Understanding the midterm elections: ‘A cultural divide masquerading as a political divide’

Alex Castellanos and Eugene Robinson speak at a WSB panel, with Jonathan Swan as moderator, to analyze election results just two days after polls closed.

Glen Justice

Glen Justice is a content strategist and contributor ...

Despite the fierce debate over blue waves and red walls, one of the most interesting takeaways from last week’s election is the growing cultural divide in America’s rural and less-affluent quarters.

So said Alex Castellanos, a Republican political strategist and analyst at ABC News, and Eugene Robinson, a Pulitzer Prize-winning columnist at The Washington Post and commentator for MSNBC, who spoke at a panel to analyze election results just two days after polls closed. The event was moderated by Jonathan Swan, a national political reporter for Axios.

“I don’t think the difference is about politics or issues,” Castellanos says. “We have a cultural divide masquerading as a political divide.”

The divide, he says, is best seen in white male voters living in rural parts of the country, who have seen opportunities decrease in recent years as major leaps in technology and an expanding global economy left many behind.

Many of these voters feel threatened and, with neither party addressing their needs, have come to distrust Washington as a source of solutions. “White men are in despair,” Castellanos says.

“Donald Trump speaks to those people,” he says. “The Democratic Party lost that vote. Those used to be blue-collar Democrats, but they stopped speaking to those people.”

Robinson agrees, saying the Democratic Party paid little attention to rural voters in recent years. “It gave up speaking to rural voters or even trying to understand them,” he says. “When people started challenging that, they were written off.
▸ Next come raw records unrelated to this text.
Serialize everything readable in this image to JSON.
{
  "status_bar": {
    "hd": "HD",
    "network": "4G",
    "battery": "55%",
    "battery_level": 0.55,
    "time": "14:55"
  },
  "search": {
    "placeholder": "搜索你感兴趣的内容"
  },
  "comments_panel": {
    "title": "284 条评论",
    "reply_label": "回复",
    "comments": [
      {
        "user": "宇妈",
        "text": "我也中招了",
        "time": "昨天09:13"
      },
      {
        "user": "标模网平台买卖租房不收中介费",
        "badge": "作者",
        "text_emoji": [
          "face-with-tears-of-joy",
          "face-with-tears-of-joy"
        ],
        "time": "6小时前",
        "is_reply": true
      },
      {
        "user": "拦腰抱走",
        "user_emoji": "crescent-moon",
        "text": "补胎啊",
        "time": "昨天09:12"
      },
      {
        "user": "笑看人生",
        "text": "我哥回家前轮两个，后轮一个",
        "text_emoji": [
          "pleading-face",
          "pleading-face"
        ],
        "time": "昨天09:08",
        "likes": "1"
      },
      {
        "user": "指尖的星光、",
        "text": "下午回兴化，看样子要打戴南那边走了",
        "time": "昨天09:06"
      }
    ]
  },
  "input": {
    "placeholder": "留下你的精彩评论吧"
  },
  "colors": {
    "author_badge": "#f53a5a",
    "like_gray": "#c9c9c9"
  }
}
There was an arrogance, like ‘you’re wrong.’ What you get from that is a lot of Republican voters.”

‘Trump is Transforming the Democratic Party’

Castellanos and Robinson spoke under the banner of WSB last week, after an election that saw Democrats win control of the U.S. House and Republicans increase their majority in the U.S. Senate.

The result is the demise of single-party rule in Washington for the next two years, until voters head to the polls again in 2020 to decide whether President Trump will get a second term and determine whether control of Congress will remain divided.

Voters will do so in a political landscape very much in transition. “Both parties are in a considerable amount of trouble in this country,” Castellanos says. “Ask anybody under 35 if they want to be a Republican and you don’t get a good answer. They have a 20-point gender gap.”

The president’s bombastic style is having a strong impact on his opposition, motivating young voters and women, Castellanos says. The House that gets seated in January will contain more than 100 women for the first time ever, most of them Democrats. “Trump is transforming the Democratic Party,” Castellanos says.

Castellanos adds that Trump's brand of politics is accelerating what he called the "long arc" of women fighting for independence and power in America, and he warns against underestimating its impact on the political landscape. Gender conflict, he says, "is the biggest force on the planet. It has driven evolution for years." 

At the same time, both agree that Democrats will need to keep developing new ideas, new voices and — perhaps most important — compelling candidates in order to mount a challenge to Trump and the Republican Party in 2020. As Robinson puts it, “There are a lot of people buried in that graveyard who underestimated Donald Trump.”

“This will be fascinating,” Robinson says. “Fasten your seatbelts."